Photographer: Adek Berry/AFP via Getty Images

Year of the Rooster Seen Waking Up China’s Palm Oil Demand

  • Rebound in palm oil output may see prices slump in second half
  • China palm oil imports seen topping 5 million tons in 2016-17

As China welcomes the Year of the Rooster this week, bets that a recovery in Asian palm oil production will drive prices lower may be something for consumers to crow about.

While high prices may keep Chinese buyers on the sidelines in the first part of the new year, an expected surge in supply later in 2017 in the world’s top producers will drive a jump in purchases as prices decline, according to analysts and traders. China begins a week-long Lunar New Year holiday on Jan. 27 and palm oil is used to fry noodles, dumplings and spring rolls.

China’s imports plunged 24 percent to 4.48 million metric tons in 2016, the lowest since 2005, as benchmark futures surged 25 percent after El Nino squeezed supplies in Indonesia and Malaysia. A weaker yuan and state sales of rapeseed oil reserves also reduced the attractiveness of palm oil for local buyers. With production set to recover in the two biggest producers in the second half, prices should fall to levels that attracts Chinese buying, according to veteran edible oils analyst James Fry.

“China, like India, is a price-sensitive market,” Fry, the chairman of LMC International Ltd., said in an interview in Kuala Lumpur on Jan. 17. “As we get a ramp up in palm production, then we will see China buying more palm oil.”

The El Nino between 2015 and early 2016 reduced global palm oil output by 6.8 million tons last year, Ling Ah Hong, director of Malaysian plantation consultant Ganling Sdn., said Jan. 17. As rain returns, production in the second half of this year will recover strongly with double-digit growth each month, said Ling, who has 40 years experience in the plantation industry.

Increasing supply will soften prices, which may drop as low as 2,200 ringgit ($496) toward the last quarter of the year, he added. Benchmark palm oil prices on the Bursa Malaysia Derivatives closed at 3,125 ringgit a ton on Wednesday.

“In the second quarter, following the recovery of production in major exporting countries, palm oil prices may decrease,” making it more competitive with soyoil and rapeseed oil and driving imports again, said Zheng Zuting, an analyst at China National Grain and Oils Information Center.

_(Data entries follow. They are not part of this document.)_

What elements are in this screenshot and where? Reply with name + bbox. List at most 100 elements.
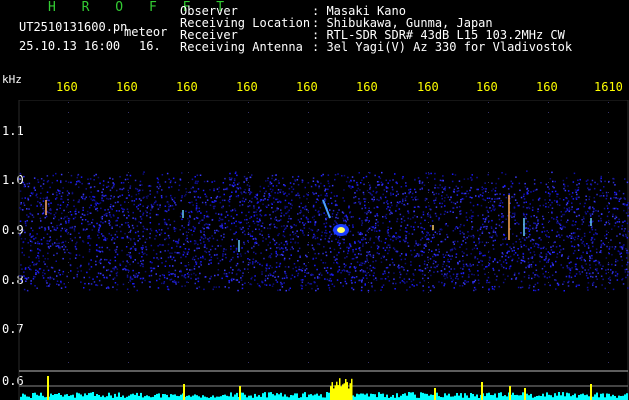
- noise-pixel: [20, 208, 22, 211]
- noise-pixel: [212, 237, 215, 240]
- noise-pixel: [498, 197, 501, 200]
- noise-pixel: [111, 238, 113, 241]
- noise-pixel: [38, 260, 40, 262]
- grid-dot: [428, 252, 429, 253]
- noise-pixel: [65, 222, 67, 224]
- noise-pixel: [303, 263, 305, 265]
- noise-pixel: [423, 244, 426, 246]
- noise-pixel: [537, 219, 539, 221]
- amplitude-bar: [402, 394, 404, 400]
- noise-pixel: [250, 216, 253, 218]
- noise-pixel: [149, 232, 151, 235]
- noise-pixel: [284, 270, 286, 273]
- noise-pixel: [325, 251, 327, 253]
- noise-pixel: [378, 199, 380, 202]
- noise-pixel: [141, 281, 143, 284]
- noise-pixel: [364, 260, 367, 263]
- noise-pixel: [97, 176, 100, 179]
- noise-pixel: [498, 214, 500, 217]
- noise-pixel: [580, 259, 583, 261]
- noise-pixel: [533, 251, 535, 253]
- noise-pixel: [261, 264, 263, 267]
- noise-pixel: [58, 242, 60, 245]
- noise-pixel: [298, 194, 300, 197]
- noise-pixel: [127, 224, 130, 226]
- noise-pixel: [369, 188, 371, 190]
- noise-pixel: [214, 229, 216, 232]
- noise-pixel: [39, 197, 42, 200]
- grid-dot: [68, 272, 69, 273]
- grid-dot: [368, 202, 369, 203]
- noise-pixel: [478, 242, 480, 245]
- noise-pixel: [83, 214, 85, 216]
- noise-pixel: [304, 208, 306, 210]
- noise-pixel: [413, 256, 416, 258]
- noise-pixel: [543, 275, 546, 278]
- noise-pixel: [498, 285, 500, 288]
- grid-dot: [68, 132, 69, 133]
- noise-pixel: [283, 277, 286, 279]
- noise-pixel: [376, 252, 379, 254]
- noise-pixel: [380, 198, 382, 200]
- noise-pixel: [139, 264, 142, 267]
- noise-pixel: [178, 252, 181, 255]
- noise-pixel: [27, 197, 29, 200]
- noise-pixel: [553, 218, 555, 220]
- noise-pixel: [235, 195, 238, 198]
- grid-dot: [308, 322, 309, 323]
- noise-pixel: [322, 262, 324, 264]
- grid-dot: [548, 332, 549, 333]
- amplitude-bar: [588, 396, 590, 400]
- noise-pixel: [582, 240, 584, 243]
- noise-pixel: [484, 218, 487, 220]
- noise-pixel: [213, 207, 215, 210]
- noise-pixel: [502, 238, 504, 241]
- noise-pixel: [369, 274, 371, 276]
- noise-pixel: [542, 273, 544, 275]
- noise-pixel: [107, 286, 109, 288]
- noise-pixel: [161, 174, 164, 176]
- noise-pixel: [340, 272, 342, 274]
- noise-pixel: [171, 247, 173, 249]
- amplitude-bar: [498, 392, 500, 400]
- noise-pixel: [613, 225, 616, 227]
- noise-pixel: [563, 187, 565, 190]
- noise-pixel: [536, 230, 538, 232]
- noise-pixel: [347, 218, 349, 221]
- noise-pixel: [353, 276, 356, 279]
- noise-pixel: [320, 194, 322, 196]
- noise-pixel: [515, 176, 517, 178]
- amplitude-bar: [130, 394, 132, 400]
- noise-pixel: [277, 220, 279, 222]
- noise-pixel: [336, 279, 339, 281]
- noise-pixel: [492, 244, 494, 246]
- noise-pixel: [224, 273, 226, 275]
- noise-pixel: [312, 258, 314, 260]
- noise-pixel: [318, 273, 321, 276]
- noise-pixel: [89, 196, 91, 198]
- noise-pixel: [411, 233, 414, 235]
- noise-pixel: [545, 206, 547, 208]
- noise-pixel: [130, 239, 132, 241]
- noise-pixel: [482, 226, 485, 228]
- noise-pixel: [480, 252, 482, 254]
- grid-dot: [248, 262, 249, 263]
- noise-pixel: [241, 204, 244, 206]
- amplitude-bar: [506, 396, 508, 400]
- noise-pixel: [307, 272, 310, 274]
- noise-pixel: [546, 230, 548, 232]
- noise-pixel: [187, 217, 189, 220]
- noise-pixel: [516, 202, 518, 204]
- noise-pixel: [129, 185, 132, 187]
- noise-pixel: [324, 194, 327, 197]
- noise-pixel: [343, 189, 345, 191]
- noise-pixel: [229, 172, 231, 175]
- noise-pixel: [488, 197, 491, 199]
- noise-pixel: [47, 203, 50, 205]
- noise-pixel: [551, 217, 553, 219]
- grid-dot: [248, 172, 249, 173]
- noise-pixel: [343, 263, 345, 265]
- noise-pixel: [434, 199, 437, 201]
- noise-pixel: [239, 186, 241, 189]
- amplitude-bar: [560, 395, 562, 400]
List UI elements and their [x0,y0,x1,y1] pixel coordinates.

The decline in inbound shipments last year, coupled with low inventories, could see China’s imports recover sooner. Purchases may jump 10 percent to 15 percent in the first half, according to Tommy Xiao, an analyst at Shanghai JC Intelligence Co. They may reach 5.1 million tons to 5.2 million tons in the year started October 2016, from 4.7 million tons a year earlier, he said. CNGOIC estimates that imports may total 5 million tons in 2016-17.

Volumes still may not reach the records seen two to three years ago when traders purchased large amounts to boost inventories for financing purposes, according to Gao Yanbin, an investment manager with agriculture investment firm Shanghai Shenkai Investment Co. Imports are now largely driven by demand, and inventories would be kept at a low level, said Gao. 

“China may buy more palm oil in the third quarter, in line with higher production and possibly lower prices,” said Alan Lim, plantations and property analyst at MIDF Amanah Investment Bank Bhd. “The factor that consumers in China take into consideration is the discount between crude palm oil and soybean oil. If the discount widens, they will shift more of their consumption to palm oil.”